The Conference of Ministers,

Recalling the Communiqué on the financial crisis issued by African Ministers of Finance and Planning and Governors of Central Banks in Tunis, Tunisia, on 12 November 2008,

Recalling also the communiqué issued by the committee of Ten African Ministers of Finance and Planning and Governors of Central Banks in Cape town, South Africa on 16 January 2009;

Recalling further AU Heads of State declaration Assembly AUDecl.2XII on the international financial crisis issued at the Twelfth Ordinary Session of the Assembly of the African Union held in Addis Ababa, Ethiopia, from 1 to 3 February 2009;

Deeply concerned about the adverse effects of the global financial crisis on trade, private capital flows, remittances, Official Development Assistance flows and growth as well as the ability of African countries to meet the Millennium Development Goals by the 2015 target date.

Recognizingthat the financial and economic turmoil is a global crisis and requires a coordinated response that takes into account differences in national capacity to adopt countercyclical policies and to tackle systemic flows in the global financial system while promoting job creation, and providing social protection.

Taking note of the outcome of the G-20 Summit held in London on 2 April 2009.

  1. Welcomes the G-20 invitation of Africa to the London Summit and requests for continued African representation in future meetings of the group as well as adequate voice and representation of the region in all global economic forums on reform of  the international financial architecture and in development finance institutions, such as the world Bank and the International Monetary Fund, that make decisions affecting the lives of its peoples;
  2. Welcomes also the proposal of the president of the General Assembly to organize a high-level meeting on the global financial and economic crisis on 26 and 27 June 2009 and requests African countries to participate at the appropriate level;
  3. Urges advanced countries to intensify efforts to boost global demand, restore stability in financial markets, strengthen financial system regulation, and unlock credit markets to increase prospects for global recovery as well as ensure that the financial crisis does not erode the tremendous gains in economic and social performance made by several  African countries in recent years;
  4. Urges the AUC and ECA to explore debt standstill and debt restructuring arrangements in consultation with the World Bank, the IMF and developed countries;
  5. Calls upon donors to fulfil their commitments to Africa on scaling-up aid and improving aid effectiveness as reflected in the outcomes of the Monterrey Consensus, the G-8 Africa Action Plan, the Gleneagles Summit, the Paris Declaration and the Accra Agenda for Action;
  6. Encourages African countries to take appropriate action to cushion the impact of the financial crisis on vulnerable groups and prevent the financial crisis from becoming a humanitarian crisis in the region.
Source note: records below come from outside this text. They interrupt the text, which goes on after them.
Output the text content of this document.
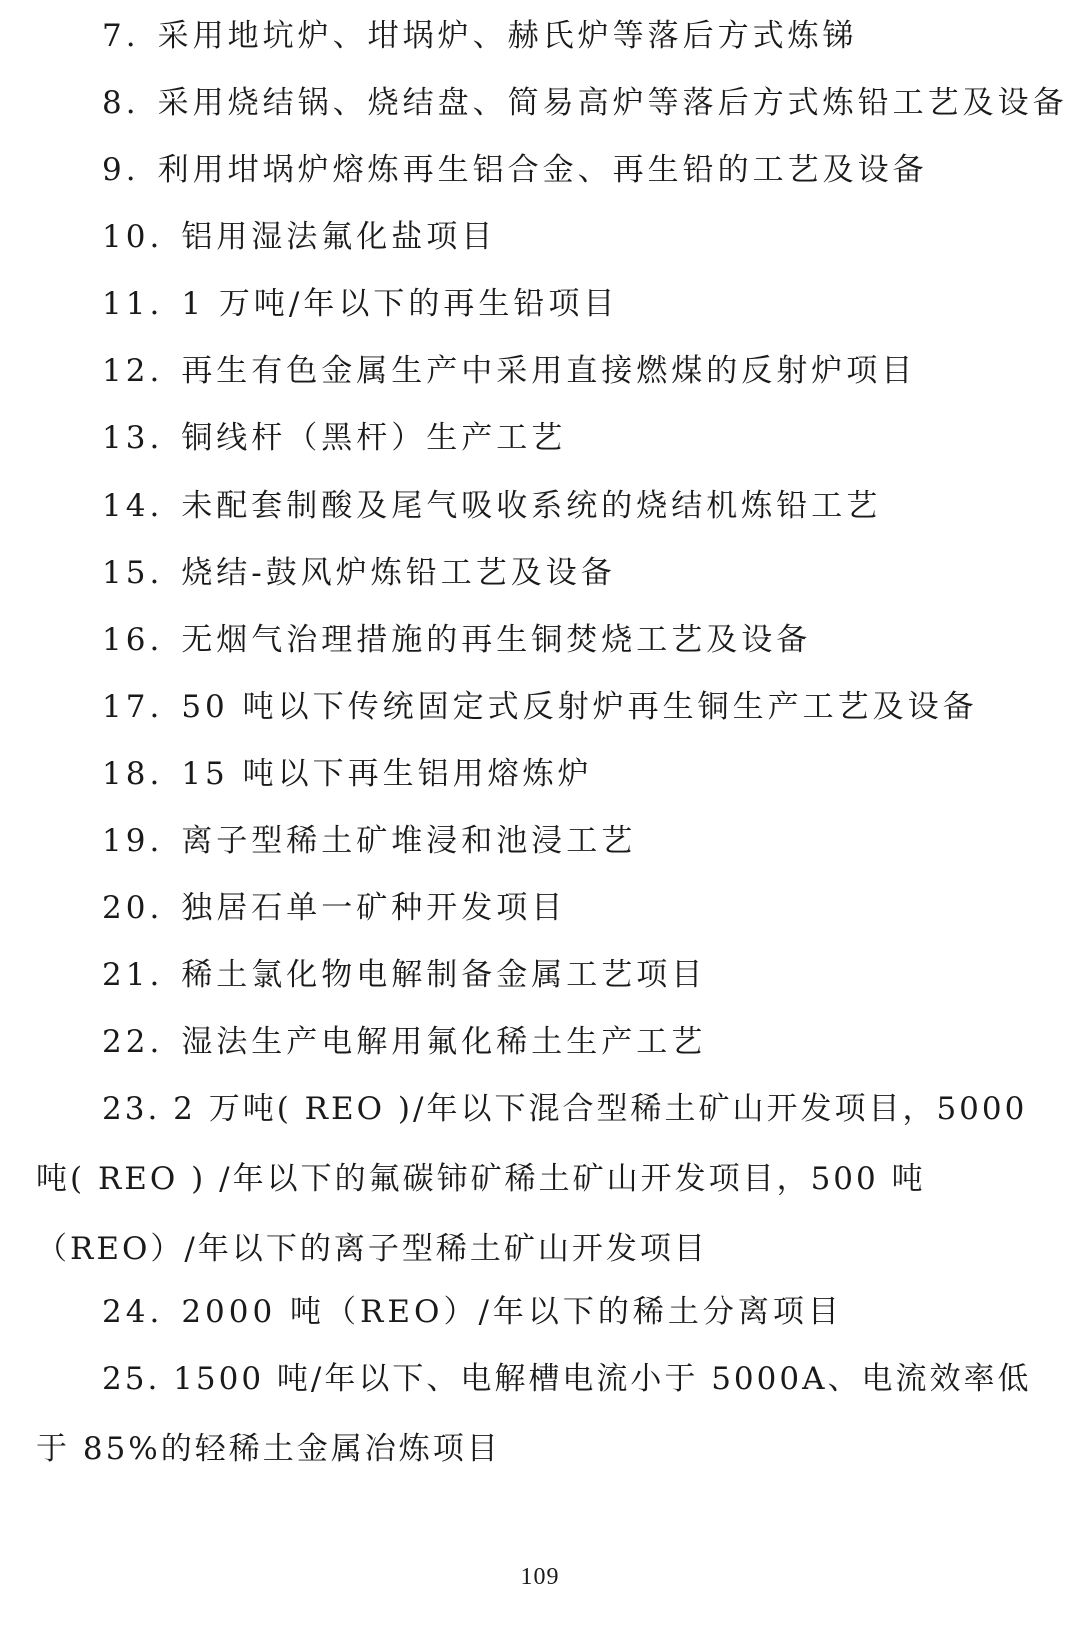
7. 采用地坑炉、坩埚炉、赫氏炉等落后方式炼锑
8. 采用烧结锅、烧结盘、简易高炉等落后方式炼铅工艺及设备
9. 利用坩埚炉熔炼再生铝合金、再生铅的工艺及设备
10. 铝用湿法氟化盐项目
11. 1 万吨/年以下的再生铅项目
12. 再生有色金属生产中采用直接燃煤的反射炉项目
13. 铜线杆（黑杆）生产工艺
14. 未配套制酸及尾气吸收系统的烧结机炼铅工艺
15. 烧结-鼓风炉炼铅工艺及设备
16. 无烟气治理措施的再生铜焚烧工艺及设备
17. 50 吨以下传统固定式反射炉再生铜生产工艺及设备
18. 15 吨以下再生铝用熔炼炉
19. 离子型稀土矿堆浸和池浸工艺
20. 独居石单一矿种开发项目
21. 稀土氯化物电解制备金属工艺项目
22. 湿法生产电解用氟化稀土生产工艺
23. 2 万吨( REO )/年以下混合型稀土矿山开发项目，5000 吨( REO ) /年以下的氟碳铈矿稀土矿山开发项目，500 吨（REO）/年以下的离子型稀土矿山开发项目
24. 2000 吨（REO）/年以下的稀土分离项目
25. 1500 吨/年以下、电解槽电流小于 5000A、电流效率低于 85%的轻稀土金属冶炼项目
109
In this regard, efforts should be made to support social protection programmes as well as increase investment in infrastructure, health and education, which are critical to success in diversifying the production and export structure in African economies;
  7. Requests multilateral and regional development-finance institutions to increase the quantity as well as access to unconditional financing for Africa, support countercyclical domestic policies, and respond more flexibly to the needs of African countries to allow them to weather the global slowdown;
  8. Urges African governments to deepen economic reforms and to refrain from imposing new restrictions on trade and investment in response to the crisis to avoid reversing the progress made in economic management and governance that have contributed significantly to the recent improvement in macroeconomic performance in the region;
  9. Encourages African governments to remove all obstacles to intra-African trade, harmonize trade policies and regulations, and fast-track regional integration to reduce susceptibility to external shocks and lay a solid foundation for sustained economic growth.